Thomson's already being compared to such country music glamour-pusses as Shania Twain, Faith Hill and the Dixie Chicks.
"Some people tell me that this is as big as Shania and Faith, I've heard that," says Thomson, relaxing with a glass of wine over lunch recently in Toronto, the day after performing an acoustic showcase at the Top O' The Senator.
"I mean, I always laugh because who knows what tomorrow brings?  I have no idea.  I just know I'm just so fortunate to be able to do this now, and this isn't a BS answer, this is the truth." 
Thomson's road to a recording contract began somewhat strangely.  While waitressing in Nashville, she was hired as one of two models to shave their legs in two bathtubs during the release party for Deana Carter's
Did I Shave My Legs For This?  "Yeah, we hung our legs out the tubs and shave them for, like, three hours," said Thomson, whose sound is now being compared to Carter's.  "I was wearing a towel with this bathing suit underneath.  It was a little sexy, obviously, but it wasn't, like, low enough to the ground where it was, like, 'look at our girls!' like a strip club would have 'em.  It was up high and we were atmoshere, that's what we were." 

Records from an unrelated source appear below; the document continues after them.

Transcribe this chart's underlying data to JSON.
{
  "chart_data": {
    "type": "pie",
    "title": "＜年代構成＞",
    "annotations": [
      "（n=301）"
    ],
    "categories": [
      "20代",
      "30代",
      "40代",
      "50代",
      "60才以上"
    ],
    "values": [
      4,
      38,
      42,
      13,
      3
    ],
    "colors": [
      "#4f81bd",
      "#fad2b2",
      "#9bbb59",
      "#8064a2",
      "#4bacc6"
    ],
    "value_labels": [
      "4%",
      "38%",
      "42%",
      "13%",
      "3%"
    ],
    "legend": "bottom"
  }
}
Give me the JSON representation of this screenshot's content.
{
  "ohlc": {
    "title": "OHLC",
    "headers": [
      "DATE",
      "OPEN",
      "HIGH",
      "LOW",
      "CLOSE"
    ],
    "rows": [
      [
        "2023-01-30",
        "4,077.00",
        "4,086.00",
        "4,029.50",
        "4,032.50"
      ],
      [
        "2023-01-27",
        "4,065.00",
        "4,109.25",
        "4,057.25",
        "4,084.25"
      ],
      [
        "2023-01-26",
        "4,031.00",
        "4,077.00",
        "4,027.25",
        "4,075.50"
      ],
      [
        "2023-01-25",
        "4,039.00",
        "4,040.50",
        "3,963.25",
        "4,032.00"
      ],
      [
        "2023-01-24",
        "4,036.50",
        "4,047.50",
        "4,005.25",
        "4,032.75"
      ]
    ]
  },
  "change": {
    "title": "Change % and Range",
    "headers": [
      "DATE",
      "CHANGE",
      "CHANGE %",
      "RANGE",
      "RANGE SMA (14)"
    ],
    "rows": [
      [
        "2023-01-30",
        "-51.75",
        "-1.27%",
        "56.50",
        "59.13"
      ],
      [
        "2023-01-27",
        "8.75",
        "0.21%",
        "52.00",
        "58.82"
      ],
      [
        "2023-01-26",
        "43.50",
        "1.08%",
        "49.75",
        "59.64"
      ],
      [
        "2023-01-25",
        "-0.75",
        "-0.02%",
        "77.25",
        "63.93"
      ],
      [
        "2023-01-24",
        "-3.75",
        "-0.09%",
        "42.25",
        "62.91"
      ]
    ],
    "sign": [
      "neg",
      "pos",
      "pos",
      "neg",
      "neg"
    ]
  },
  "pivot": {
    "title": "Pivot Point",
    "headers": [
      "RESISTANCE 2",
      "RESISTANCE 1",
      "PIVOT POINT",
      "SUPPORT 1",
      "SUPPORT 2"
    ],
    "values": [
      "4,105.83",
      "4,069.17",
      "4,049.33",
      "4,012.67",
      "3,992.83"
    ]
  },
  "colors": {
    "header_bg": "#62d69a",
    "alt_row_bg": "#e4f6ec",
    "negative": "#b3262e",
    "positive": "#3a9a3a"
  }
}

It was the other leg shaver who eventually ended up introducing Thomson to her songwriting partner and producer Tommy Lee James.  Since then, Thomson has sung two songs at the Grand Ole Opry -- "I had an out-of-body experience and came back to jello legs," she reports -- and opened on four dates for her childhood idol, Trisha Yearwood.  She's next opening for Jo Dee Messina. 
The Thomson-Yearwood connection goes back a long way.  Thomson was 13 years old when she first heard Yearwood sing "She's in Love With the Boy" and decided she wanted to be a country music singer.  So to be finally opening for Trisha Yearwood was overwhelming.
"I wish you could read my journal because I could not stop writing about that night -- I just kept writing and writing and writing," says Thomson.  "I remember when I heard her singing for her sound check.  I ran as fast as I could to the stage door, and as soon as I hit the door, I walked real cool, like, 'no big deal. It's Trisha Yearwood.' 
"And I got outside to where the venue's seats were, it was the middle of the day, and I just sat there and just watched her and couldn't believe my eyes.  And I just started crying."
Now before you go thinking that Thomson's some wuss, she has a pretty good tale to tell about actually meeting Yearwood for the first time when she was seventeen.  Thomson, who skipped school that day, went to see Yearwood at an autograph at an Atlanta mall.
"In front of my mom and me were this really poor family -- they were really poor and dirty.  They had three children who didn't have any shoes.  So when it became their turn to step up to the stage to meet Trisha, she didn't hesitate one minute with those children.  She just picked them up and loved them and their little faces were just so bright.  because it looked like they felt invincible and loved at the same time.  Trisha did too.  She just loved those people.  I looked at mom and I was like, 'I don't need to meet her because I just did'."